Parliamentary under-secretary for pensions and financial inclusion Guy Opperman said the measures should help protect private savers. “Today’s figures highlight the extent to which people’s savings are being targeted and stolen through elaborate hoaxes – leaving them with little opportunity to build up their savings again,” he said. “That is why we are introducing tough new measures for those who scam.
“If people have saved for a private pension we want to protect them. This is the biggest life saving that individuals normally make over many years of hard work. By tackling these scammers people should know that cold calling, apart from in exceptional circumstances, is banned.”
The measures will include a ban on all cold contact in relation to pensions, including emails and text messages.
Nathan Long, senior pensions analyst at Hargreaves Lansdown, said that while this will not stop scammers from operating it may help to make people more aware of their methods. “The government’s attack on scammers limits the options for scammers to get their hands on hard-earned pension savings,” he said. “Clamping down on calls, texts and emails won’t stop the scammers, but it sends a loud and clear message to be on your guard if you are contacted out of the blue.
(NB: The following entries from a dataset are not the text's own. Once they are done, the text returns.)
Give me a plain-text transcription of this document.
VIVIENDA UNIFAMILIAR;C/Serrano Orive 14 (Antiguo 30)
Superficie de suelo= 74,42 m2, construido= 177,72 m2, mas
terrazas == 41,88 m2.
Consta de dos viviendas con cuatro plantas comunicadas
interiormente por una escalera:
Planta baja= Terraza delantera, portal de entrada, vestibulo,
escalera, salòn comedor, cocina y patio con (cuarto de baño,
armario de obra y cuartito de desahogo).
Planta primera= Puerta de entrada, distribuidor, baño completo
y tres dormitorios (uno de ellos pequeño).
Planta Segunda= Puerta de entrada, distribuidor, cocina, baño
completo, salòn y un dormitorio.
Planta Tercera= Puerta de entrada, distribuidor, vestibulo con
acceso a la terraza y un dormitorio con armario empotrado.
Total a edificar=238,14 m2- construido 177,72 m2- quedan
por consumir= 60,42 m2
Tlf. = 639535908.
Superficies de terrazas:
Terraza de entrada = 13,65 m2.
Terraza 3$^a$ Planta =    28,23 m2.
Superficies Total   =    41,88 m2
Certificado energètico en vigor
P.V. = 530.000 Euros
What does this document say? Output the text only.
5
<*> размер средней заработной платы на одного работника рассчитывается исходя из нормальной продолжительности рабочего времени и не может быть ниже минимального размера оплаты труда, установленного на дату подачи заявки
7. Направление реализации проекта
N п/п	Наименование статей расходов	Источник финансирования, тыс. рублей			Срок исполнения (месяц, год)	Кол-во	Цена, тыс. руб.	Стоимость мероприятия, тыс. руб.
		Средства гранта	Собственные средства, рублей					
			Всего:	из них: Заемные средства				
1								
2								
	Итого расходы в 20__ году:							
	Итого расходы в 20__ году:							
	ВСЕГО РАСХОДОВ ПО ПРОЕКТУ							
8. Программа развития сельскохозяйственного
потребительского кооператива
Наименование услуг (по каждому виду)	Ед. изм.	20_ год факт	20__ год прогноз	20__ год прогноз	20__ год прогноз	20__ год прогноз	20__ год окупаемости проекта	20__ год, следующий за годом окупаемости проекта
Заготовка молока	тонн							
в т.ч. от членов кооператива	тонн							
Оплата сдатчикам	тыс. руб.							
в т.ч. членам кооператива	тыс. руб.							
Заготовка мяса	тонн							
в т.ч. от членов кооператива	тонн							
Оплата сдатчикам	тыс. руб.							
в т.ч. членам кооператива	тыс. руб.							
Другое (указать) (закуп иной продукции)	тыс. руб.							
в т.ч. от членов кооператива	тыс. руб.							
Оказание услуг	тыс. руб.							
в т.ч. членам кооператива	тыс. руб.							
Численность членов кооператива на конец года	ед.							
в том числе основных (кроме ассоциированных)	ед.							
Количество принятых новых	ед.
The golden rule with pension planning is that if something appears too good to be true it almost certainly is.
“Making pension schemes harder to set up and ensuring transfers only proceed to appropriately regulated schemes will help to blunt the damage scammers can inflict, but pension savers must remain vigilant.”
He told HR magazine that HR teams have a "crucial role" in protecting employees from scams. “Importantly these changes do not remove the risk of scams," he said. "HR teams have a crucial role in raising scam awareness as employees generally place a huge amount of trust in their employer.
"People only retire once and many are not confident in making financial decisions, so it can be an unsettling time. Scammers are often successful because offers that are ‘too good to be true’ appear irresistible. HR teams that help raise confidence and financial know-how through workplace financial education initiatives can help staff to spot these scams and steer well clear.”